US retail sales strong in February; an increase in the price of petrol will affect spending

Written by Lucia Mutikani

WASHINGTON, April 1 (Reuters) – U.S. retail prices rose by the most in seven months in February as car prices rose and temperatures soared, but rising gasoline prices due to war in the Middle East were expected to dampen spending in coming months.

A late report from the Commerce Department on Wednesday suggested that the economy was in solid shape before the US-Israel war with Iran. The conflict, which began in late February, has sent global oil prices up more than 50%, and the country’s retail price of gasoline this week rose to $4 a gallon for the first time in more than three years.

A prolonged war and further increases in fuel prices could offset some of the expected increase in consumer spending and the economy as a whole from the tax cuts, economists have warned. They expected the conflict to weigh on growth in the second quarter.

“I expect that consumer spending will be lower in the first half of the year than it would have been without the increase in gasoline prices, but I predict that the price of energy will fall significantly in a few months, which will allow real money to return in the second half of the year,” said Stephen Stanley, chief economist for the US at Santander US Capital Markets.

Retail prices rose 0.6%, the biggest increase since last July, after falling as much as 0.1% in January, the Commerce Department’s Census Bureau said. Economists polled by Reuters had retail sales, which are mostly goods and not adjusted for inflation, rising 0.5% after an initial decline of 0.2% in January.

The Census Bureau is holding back data releases after delays caused by last year’s government shutdown.

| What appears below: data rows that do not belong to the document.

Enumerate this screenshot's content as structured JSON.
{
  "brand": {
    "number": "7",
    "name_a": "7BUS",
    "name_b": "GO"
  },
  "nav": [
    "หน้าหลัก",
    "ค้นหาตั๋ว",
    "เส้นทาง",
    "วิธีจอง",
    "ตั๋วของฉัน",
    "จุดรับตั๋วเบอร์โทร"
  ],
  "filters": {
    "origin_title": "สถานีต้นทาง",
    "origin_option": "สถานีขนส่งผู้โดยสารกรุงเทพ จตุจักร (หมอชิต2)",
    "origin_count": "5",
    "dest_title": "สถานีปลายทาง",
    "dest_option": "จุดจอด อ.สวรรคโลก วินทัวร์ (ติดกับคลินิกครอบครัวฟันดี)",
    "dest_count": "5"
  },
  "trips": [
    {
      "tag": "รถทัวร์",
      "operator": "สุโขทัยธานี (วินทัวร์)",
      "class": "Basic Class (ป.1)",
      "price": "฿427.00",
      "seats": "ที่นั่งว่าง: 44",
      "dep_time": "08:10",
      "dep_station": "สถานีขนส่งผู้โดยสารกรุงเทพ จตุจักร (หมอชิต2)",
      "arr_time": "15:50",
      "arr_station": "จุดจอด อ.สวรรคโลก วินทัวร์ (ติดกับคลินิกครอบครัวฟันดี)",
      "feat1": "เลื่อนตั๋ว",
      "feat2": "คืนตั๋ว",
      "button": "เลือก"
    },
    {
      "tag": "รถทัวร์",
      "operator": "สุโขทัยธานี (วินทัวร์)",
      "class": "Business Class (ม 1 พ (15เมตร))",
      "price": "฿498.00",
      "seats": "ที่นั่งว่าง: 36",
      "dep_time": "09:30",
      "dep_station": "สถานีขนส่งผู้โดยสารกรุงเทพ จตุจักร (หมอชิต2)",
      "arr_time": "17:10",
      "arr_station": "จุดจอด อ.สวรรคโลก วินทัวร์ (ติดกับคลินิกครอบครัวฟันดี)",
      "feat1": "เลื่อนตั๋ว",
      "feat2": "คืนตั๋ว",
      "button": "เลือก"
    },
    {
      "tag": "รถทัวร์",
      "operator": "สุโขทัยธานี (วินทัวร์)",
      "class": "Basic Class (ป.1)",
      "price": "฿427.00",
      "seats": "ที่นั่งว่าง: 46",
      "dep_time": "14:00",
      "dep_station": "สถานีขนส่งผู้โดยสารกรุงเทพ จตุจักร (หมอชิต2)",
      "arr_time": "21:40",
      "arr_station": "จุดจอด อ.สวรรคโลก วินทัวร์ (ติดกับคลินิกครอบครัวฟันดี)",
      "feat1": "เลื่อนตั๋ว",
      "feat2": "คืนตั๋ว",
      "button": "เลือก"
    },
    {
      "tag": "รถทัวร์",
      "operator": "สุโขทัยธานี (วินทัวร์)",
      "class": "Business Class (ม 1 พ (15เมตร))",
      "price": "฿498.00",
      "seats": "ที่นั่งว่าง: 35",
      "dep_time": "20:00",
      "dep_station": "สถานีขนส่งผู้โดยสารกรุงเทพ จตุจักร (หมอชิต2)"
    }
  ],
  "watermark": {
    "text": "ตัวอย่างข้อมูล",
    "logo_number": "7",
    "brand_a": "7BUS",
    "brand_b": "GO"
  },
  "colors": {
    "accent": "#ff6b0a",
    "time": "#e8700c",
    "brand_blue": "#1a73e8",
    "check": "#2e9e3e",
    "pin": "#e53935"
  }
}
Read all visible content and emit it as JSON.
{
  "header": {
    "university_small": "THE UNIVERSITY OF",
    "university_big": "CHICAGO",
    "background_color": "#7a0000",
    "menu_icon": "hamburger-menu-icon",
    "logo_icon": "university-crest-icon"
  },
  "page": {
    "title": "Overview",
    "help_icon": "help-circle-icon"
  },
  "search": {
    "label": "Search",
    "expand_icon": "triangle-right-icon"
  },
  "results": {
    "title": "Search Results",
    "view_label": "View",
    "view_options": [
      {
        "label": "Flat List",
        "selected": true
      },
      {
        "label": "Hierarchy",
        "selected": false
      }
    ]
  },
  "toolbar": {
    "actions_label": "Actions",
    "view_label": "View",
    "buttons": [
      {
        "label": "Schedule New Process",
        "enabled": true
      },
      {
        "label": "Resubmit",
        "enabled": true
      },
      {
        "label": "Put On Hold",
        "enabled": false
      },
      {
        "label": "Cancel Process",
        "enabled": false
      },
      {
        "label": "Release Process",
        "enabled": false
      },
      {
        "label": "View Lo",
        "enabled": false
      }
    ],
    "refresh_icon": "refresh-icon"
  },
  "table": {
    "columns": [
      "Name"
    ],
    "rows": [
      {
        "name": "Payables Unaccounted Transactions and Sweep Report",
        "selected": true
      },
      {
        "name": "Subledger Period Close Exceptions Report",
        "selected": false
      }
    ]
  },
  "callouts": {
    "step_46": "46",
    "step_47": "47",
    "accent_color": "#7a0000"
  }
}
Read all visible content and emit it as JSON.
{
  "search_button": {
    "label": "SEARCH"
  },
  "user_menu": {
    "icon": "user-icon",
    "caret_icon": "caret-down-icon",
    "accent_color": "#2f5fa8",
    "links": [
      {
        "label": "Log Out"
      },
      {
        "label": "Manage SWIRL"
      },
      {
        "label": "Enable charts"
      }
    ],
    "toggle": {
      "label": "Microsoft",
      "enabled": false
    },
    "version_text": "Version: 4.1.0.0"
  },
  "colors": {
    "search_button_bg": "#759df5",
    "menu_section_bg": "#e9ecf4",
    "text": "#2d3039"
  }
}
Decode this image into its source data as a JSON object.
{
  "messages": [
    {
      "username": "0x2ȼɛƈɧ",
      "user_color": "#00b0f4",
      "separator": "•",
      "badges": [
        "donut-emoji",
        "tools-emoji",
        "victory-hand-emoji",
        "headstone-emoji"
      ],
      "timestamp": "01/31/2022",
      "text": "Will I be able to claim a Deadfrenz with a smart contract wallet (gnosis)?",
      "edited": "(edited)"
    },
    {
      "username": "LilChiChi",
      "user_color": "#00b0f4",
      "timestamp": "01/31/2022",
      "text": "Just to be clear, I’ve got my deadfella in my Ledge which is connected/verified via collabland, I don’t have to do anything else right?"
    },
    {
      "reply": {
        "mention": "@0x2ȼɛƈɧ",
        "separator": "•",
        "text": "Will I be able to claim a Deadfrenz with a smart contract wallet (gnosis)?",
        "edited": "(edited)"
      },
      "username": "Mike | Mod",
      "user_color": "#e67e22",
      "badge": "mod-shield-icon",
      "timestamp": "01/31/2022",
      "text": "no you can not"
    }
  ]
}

One of the increases in retail sales reflected higher gasoline prices, which had begun to rise in anticipation of the Middle East war. In addition to expensive gasoline, consumers are also facing higher prices at the store from President Donald Trump’s tariffs.

The broad increase in sales was driven by tax returns. The average refund was $350 through March 20 compared to the same period in 2025, Internal Revenue Service data showed.

“Tax refunds keep the economy in the first quarter,” said Christopher Rupkey, chief economist at FWDBONDS. “Cheap consumer goods at least until the tax refund ends.”

Receipts at auto dealers rose 1.2% amid promotions and discounts, after falling 0.7% in January.